The minimization of the discrepancy function \(\omega ({\varvec{p}})\), Eqs. (9) and (10) in Sect. 3, requires a high number of test simulations, as underlined earlier, both if a GA is employed or if an algorithm of mathematical programming, as TRA, is adopted. Such practical difficulty can be overcome by means of the computational provisions summarized in what follows.

For each parameter grid node \({\varvec{p}}_i\) \(\left( i=1\ldots N\right)\) a Radial Basis Function (RBF) is considered, namely:

$$\begin{aligned} g_i({\varvec{p}})=\left[ \left( {\varvec{p}}-{\varvec{p}}_i\right) ^{\mathrm {T}}\left( {\varvec{p}}-{\varvec{p}}_i\right) +r^2\right] ^{\mathrm {-\frac{1}{2}}}\quad \left( i=1\ldots N\right) \end{aligned}$$

(14)

with the “smoothing coefficient” r to be calibrated, once-for-all (see e.g. [6]); to the present purposes r = 0.05 is assumed. Each component \({\hat{a}}^k_j\) \(\left( k=1\ldots K{\mathrm {,}}\ j=1\ldots N\right)\) of the reduced amplitude vector \(\hat{\varvec{a}}_j\) corresponding to node parameters \({\varvec{p}}_j\), defined by Eq. (13), is expressed as a linear combination of the values acquired there by the RBFs Eq. (14):

$$\begin{aligned} \hat{a}^k_j=\sum ^{N}_{i=1}b^k_ig_i({\varvec{p}}_j)\quad \left( k=1\ldots K{\mathrm {,}}\ j=1\ldots N\right) \quad {\mathrm {or}}\quad \hat{\varvec{A}}=\varvec{B}\varvec{G} \end{aligned}$$

(15)

The above Eq. (15) consists of \(K\times N\) linear equations in \(K\times N\) unknowns \(b^k_i\), gathered in matrix \({\varvec{B}}\); matrix \({\varvec{G}}\) contains the known values \(g_i({\varvec{p}}_j)\) of all functions RBF in all N parameter nodes \({\varvec{p}}_i\) of the grid over the search domain.

The simple solution of Eq. (15) provides the coefficients \(b^k_i\) for the linear combination which leads from any new parameter vector \({\varvec{p}}\) out of the grid nodes to the relevant reduced amplitudes \(\hat{\varvec{a}}\) of the snapshot \({\varvec{u}}\).

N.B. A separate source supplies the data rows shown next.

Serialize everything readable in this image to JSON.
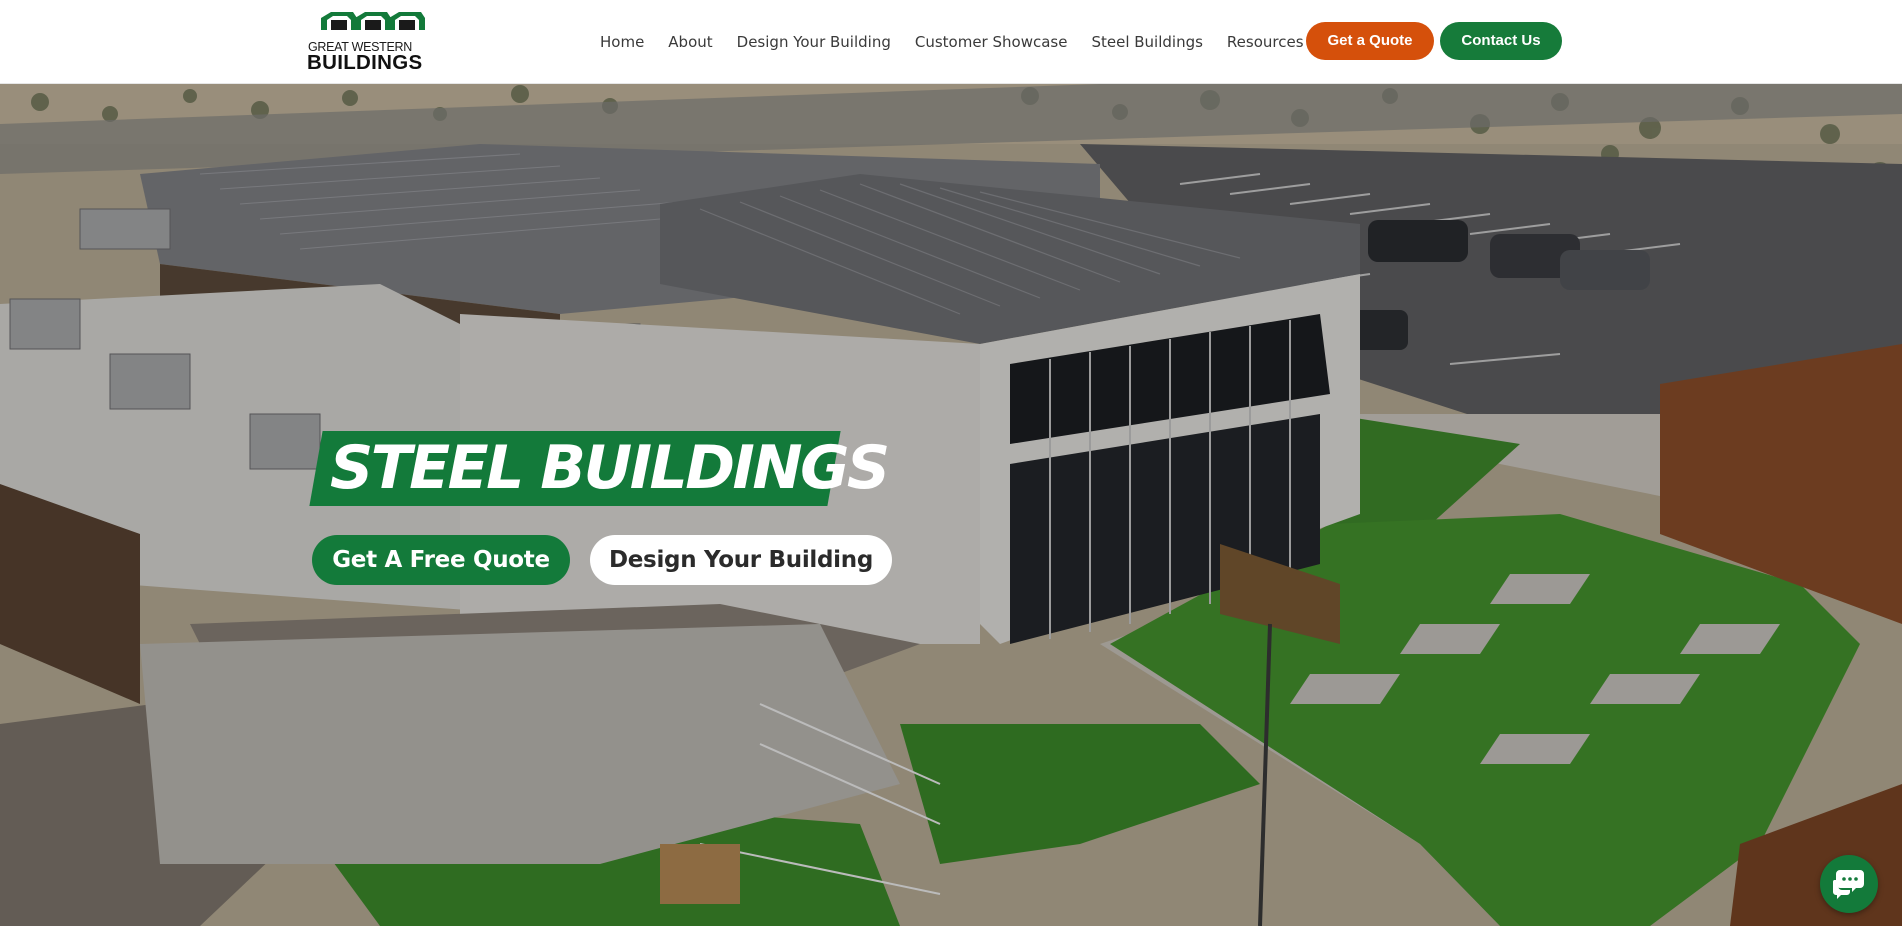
{
  "header": {
    "logo": {
      "line1": "GREAT WESTERN",
      "line2": "BUILDINGS",
      "green": "#137a3a"
    },
    "nav": [
      {
        "label": "Home"
      },
      {
        "label": "About"
      },
      {
        "label": "Design Your Building"
      },
      {
        "label": "Customer Showcase"
      },
      {
        "label": "Steel Buildings"
      },
      {
        "label": "Resources"
      }
    ],
    "quote_button": "Get a Quote",
    "contact_button": "Contact Us",
    "colors": {
      "quote": "#d5500b",
      "contact": "#167b3a"
    }
  },
  "hero": {
    "title": "STEEL BUILDINGS",
    "buttons": {
      "free_quote": "Get A Free Quote",
      "design": "Design Your Building"
    },
    "background_description_icon": "aerial-steel-building-photo"
  },
  "chat": {
    "icon": "chat-bubbles-icon"
  }
}
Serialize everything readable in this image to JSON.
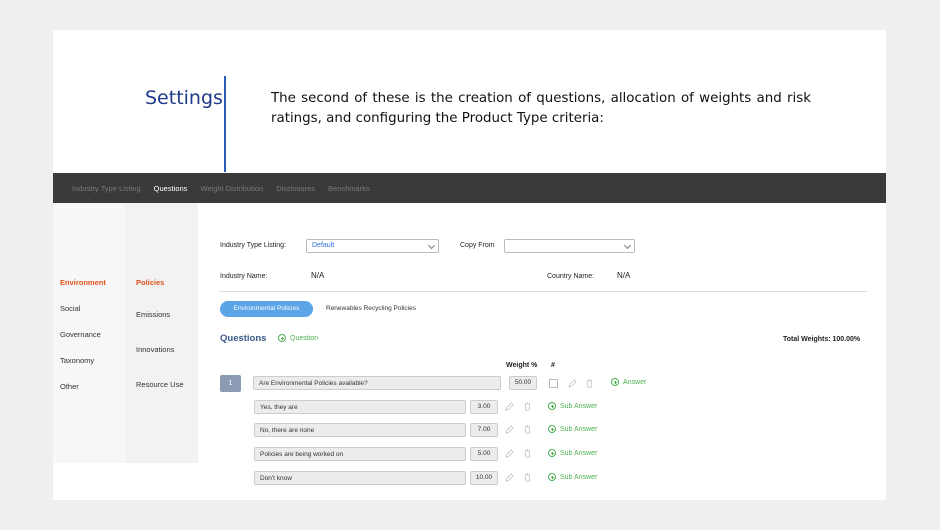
{
  "slide": {
    "title": "Settings",
    "description": "The second of these is the creation of questions, allocation of weights and risk ratings, and configuring the Product Type criteria:"
  },
  "topnav": {
    "items": [
      "Industry Type Listing",
      "Questions",
      "Weight Distribution",
      "Disclosures",
      "Benchmarks"
    ],
    "active_index": 1
  },
  "categories": [
    "Environment",
    "Social",
    "Governance",
    "Taxonomy",
    "Other"
  ],
  "subcategories": [
    "Policies",
    "Emissions",
    "Innovations",
    "Resource Use"
  ],
  "form": {
    "industry_type_label": "Industry Type Listing:",
    "industry_type_value": "Default",
    "copy_from_label": "Copy From",
    "copy_from_value": "",
    "industry_name_label": "Industry Name:",
    "industry_name_value": "N/A",
    "country_name_label": "Country Name:",
    "country_name_value": "N/A"
  },
  "policy_tabs": [
    "Environmental Policies",
    "Renewables Recycling Policies"
  ],
  "questions": {
    "heading": "Questions",
    "add_label": "Question",
    "total_weights": "Total Weights: 100.00%",
    "weight_header": "Weight %",
    "hash_header": "#",
    "items": [
      {
        "number": "1",
        "text": "Are Environmental Policies available?",
        "weight": "50.00",
        "add_answer_label": "Answer",
        "answers": [
          {
            "text": "Yes, they are",
            "weight": "3.00",
            "add_label": "Sub Answer"
          },
          {
            "text": "No, there are none",
            "weight": "7.00",
            "add_label": "Sub Answer"
          },
          {
            "text": "Policies are being worked on",
            "weight": "5.00",
            "add_label": "Sub Answer"
          },
          {
            "text": "Don't know",
            "weight": "10.00",
            "add_label": "Sub Answer"
          }
        ]
      }
    ]
  },
  "colors": {
    "accent_orange": "#e0531c",
    "accent_blue": "#5ba4e6",
    "add_green": "#4caf50",
    "nav_bg": "#3a3a3a",
    "title_blue": "#1f3a8a"
  }
}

This vector \({\varvec{u}}\) quantifies the pseudo-experimental data resulting from the test simulation based on the parameters contained in that vector \({\varvec{p}}\), namely:

$$\begin{aligned} {\varvec{u}}({\varvec{p}})=\hat{{\varvec{\varPhi }}}\hat{\varvec{a}}=\hat{{\varvec{\varPhi }}}\varvec{B}\varvec{g}({\varvec{p}}) \end{aligned}$$

(16)

In this final formula, vector \({\varvec{g}}\) gathers the N values of \(g_i({\varvec{p}})\) \(\left( i=1\ldots N\right)\) which are acquired by the RBF centred on \({\varvec{p}}\) in all grid nodes, Eq. (14). When matrix \({\varvec{B}}\) is available, since it was provided by the solution once-for-all of Eq. (15), any direct analysis (i.e. any test simulation leading to the measurable quantities), can be carried out by Eq. (16), rather than by FEM or by other methods. Consequently, the computing times become by various orders of magnitude shorter, at comparable accuracy. Clearly, the practical benefits for parameter identifications by means of either TRA or GA are significant. The above circumstance implies substantial computational advantages also when an ANN is adopted for fast inverse analyses, since the ANN input may consist of amplitude vector \(\hat{\varvec{a}}\) which represents the snapshot \({\varvec{u}}\) with much lesser number of components.